Pearson issued a "trading update" on their results Wednesday morning, telling investors they are ready to sell (or recapitalize) their 47 percent stake in Penguin Random House: "With the integration of Penguin Random House complete, and with greater industry-wide stability on digital terms, we intend to issue an exit notice regarding our 47 percent stake in Penguin Random House to our JV partner Bertelsmann in the contractual window, with a view to selling our stake or recapitalizing the business and extracting a dividend."

While those reasons are valid and Pearson was expected to use the window available to them starting January 1 this year to exit trade publishing, they also need the cash as the company reported "the North American higher education courseware market was much weaker than expected" and will remain so. They reduced their earnings guidance for 2017 and withdrew any guidance for 2018 while they execute yet another restructuring. They will also "rebase" their dividend going forward, after 24 years of steady increases -- and Pearson shares were bid down by more than 25 percent in early trading in London.

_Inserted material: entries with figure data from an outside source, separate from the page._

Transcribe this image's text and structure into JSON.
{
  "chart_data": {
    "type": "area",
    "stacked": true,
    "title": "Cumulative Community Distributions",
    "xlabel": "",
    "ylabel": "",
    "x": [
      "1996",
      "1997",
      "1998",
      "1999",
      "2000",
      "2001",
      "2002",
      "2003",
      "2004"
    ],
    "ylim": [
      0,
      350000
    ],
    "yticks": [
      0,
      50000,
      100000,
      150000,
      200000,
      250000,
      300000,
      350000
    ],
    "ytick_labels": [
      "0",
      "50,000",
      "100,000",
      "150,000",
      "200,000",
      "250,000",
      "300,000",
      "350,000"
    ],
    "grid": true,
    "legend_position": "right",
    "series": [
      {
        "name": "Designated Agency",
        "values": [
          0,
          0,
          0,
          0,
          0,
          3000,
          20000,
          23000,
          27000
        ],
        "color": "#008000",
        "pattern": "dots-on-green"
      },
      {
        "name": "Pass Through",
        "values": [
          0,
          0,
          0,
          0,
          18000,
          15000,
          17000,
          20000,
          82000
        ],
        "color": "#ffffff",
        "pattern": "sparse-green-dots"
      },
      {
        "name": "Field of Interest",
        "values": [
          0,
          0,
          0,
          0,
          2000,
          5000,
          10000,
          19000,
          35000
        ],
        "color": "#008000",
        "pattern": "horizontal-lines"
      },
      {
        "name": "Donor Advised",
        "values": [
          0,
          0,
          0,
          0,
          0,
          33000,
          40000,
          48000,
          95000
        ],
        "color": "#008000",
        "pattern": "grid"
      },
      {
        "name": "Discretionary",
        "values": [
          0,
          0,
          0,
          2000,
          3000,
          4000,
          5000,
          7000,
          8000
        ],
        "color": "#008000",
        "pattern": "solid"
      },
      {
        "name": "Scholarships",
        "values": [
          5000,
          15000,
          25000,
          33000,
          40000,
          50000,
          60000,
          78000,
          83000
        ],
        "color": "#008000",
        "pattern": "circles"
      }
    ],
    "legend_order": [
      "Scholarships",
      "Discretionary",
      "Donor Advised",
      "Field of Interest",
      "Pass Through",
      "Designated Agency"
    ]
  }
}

Pearson's value has declined by about £1.85 billion on the profit warning.

Majority owner of PRH Bertelsmann was ready with a statement of their own, with ceo Thomas Rabe saying: "The book-publishing business has created a sense of identity for Bertelsmann for more than 180 years. It is our oldest core business. Accordingly, we are open to increasing our stake in Penguin Random House, provided the financial terms are fair. Strategically this would not only strengthen one of our most important content businesses, it would also once further strengthen our presence in the United States, our second largest market."

For more on Pearson's decision to sell its PRH stake, visit PublishersMarketplace.com.

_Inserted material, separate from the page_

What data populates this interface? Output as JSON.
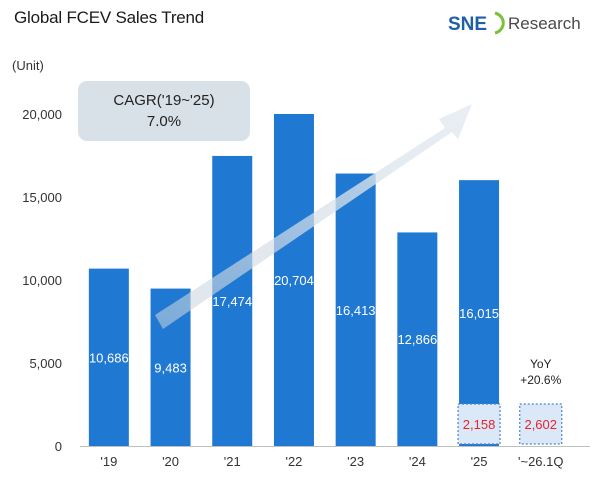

At St. Martin's Press, Laura Clark has been promoted to associate publisher, nonfiction, reporting to Jennifer Enderlin. "What impresses me most about Laura is her passion, her can-do attitude, her breadth of knowledge in so many varied areas of non-fiction," Enderlin said in the announcement. "She is the natural choice for this position, as we gear up for some of the most important non-fiction this house has ever published.

At BookPage, Cat Acree has been promoted to deputy editor.

Forthcoming
Bookseller metadata has long indicated that Jonathan Allen and Amie Parnes' forthcoming book on Hillary Clinton was headed for publication at the beginning of May. Crown has now formally announced the book will be titled SHATTERED: Inside Hillary Clinton's Doomed Campaign, with publication moved up April 18. The book "draws on high levels of access to Clinton’s friends, foes, staff, and factions on both sides of the aisle as well as the authors' deep knowledge of Clinton from their previous book, HRC," which Crown published in 2014.

Awards
PEN America announced the finalists for its literary awards Wednesday morning, including the Jean Stein Book Award, which gives $75,000 for "a book of extraordinary originality and lasting influence judged by an anonymous panel without submissions." The finalists for that award include Colson Whitehead's National Book Award-winning novel The Underground Railroad; Dark Money by Jane Mayer; Hisham Matar's The Return; Olio by Tyehimba Jess; and Teju Cole's essay collection Known and Strange Things, which is also a finalist in the PEN/Diamonstein-Spielvogel Award for the Art of the Essay. Cole is the first writer in PEN America's 54-year history to be a finalist in two categories.

The winners in most categories will be announced on February 22 with the exception of the winners of the PEN/Nabokov, Jean Stein, Art of the Essay, and Debut Fiction prizes, to be announced at an awards ceremony on March 27.